Après plusieurs extraits parus ces derniers jours, l’interview complète de Nicolas Sarkozy est enfin publiée ce mercredi dans L’Express. Le chef de l’Etat ne lève pas le voile sur sa candidature en 2012 – jugée comme un «secret de polichinelle» par le ministre des Affaires étrangères Alain Juppé – mais affirme ne rien redouter à un an de l'élection, en dépit d'une popularité au plus bas quatre ans après son arrivée au pouvoir.
Il juge normal d'être la cible du mécontentement des Français en période de crise mais n'en tire aucune conséquence pour son avenir. Ni pour son passé.
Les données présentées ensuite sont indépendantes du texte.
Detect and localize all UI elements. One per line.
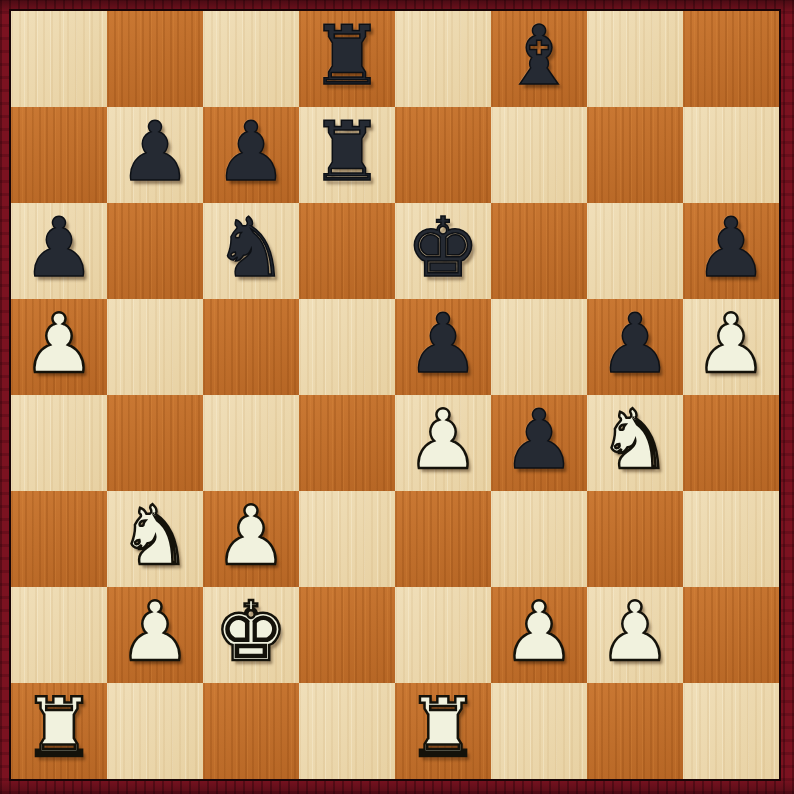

Nicolas Sarkozy ne renie de son programme de 2007, dont il est en train de détricoter une mesure phare, le «bouclier fiscal».
«J'y croyais et j'y crois encore», dit-il. «Evidemment, il y a eu la crise, qui a rendu les choses plus difficiles, mais j'ai tout fait pour mettre en oeuvre mes engagements et (...) je crois que (...) nous y sommes parvenus pour une large part.»
Le Président juge équilibrée la réforme en préparation de la fiscalité du patrimoine, avec un impôt de solidarité sur la fortune (ISF) maintenu mais au seuil porté à 1,3 million d'euros et au taux ramené à 0,5%, un relèvement de cinq points de l'impôt sur les successions les plus importantes et l'abolition du plafonnement du montant total des impôts directs à 50% des revenus. Une réforme qui s'appliquera «dès 2011», promet-il.
Il confirme aussi sa détermination à imposer le versement d'une prime par les 34.000 entreprises de plus de 50 salariés. «Je n'ai pas cédé sur la réforme des retraites, qui était difficile, parce que c'était l'intérêt général; je ne céderai pas sur cette prime, parce que c'est une question de justice.»
Il précise les contours de cette prime que ces entreprises devront verser à leurs salariés si elles ont distribué au titre de 2010 plus de dividendes que lors des deux ans précédents: le montant sera librement fixé par elles après discussion avec les partenaires sociaux mais exonéré de charges jusqu'à 1.200 euros.
Nicolas Sarkozy donne par ailleurs raison au ministre de l'Intérieur, Claude Guéant , favorable à une limitation de l'immigration légale.
Il annonce enfin que la France organisera dans les semaines à venir une conférence sur l'avenir de la Libye et prendra «avant l'été» avec les Européens une initiative pour relancer, avec les Américains, le processus de paix au Proche-Orient.
De nouveau interrogé sur sa possible candidature, pour savoir si elle s’inscrirait dans le cadre de l’UMP, Nicolas Sarkozy répond: «Plus le temps passe, plus je me sens indépendant de mes amitiés, de mes fidélités, et serein face à l'adversité». Selon lui, la fonction présidentielle passe, pour l’instant avant tout. «Etre président, cela s’apprend à chaque minute. C’est si difficile et si grave.»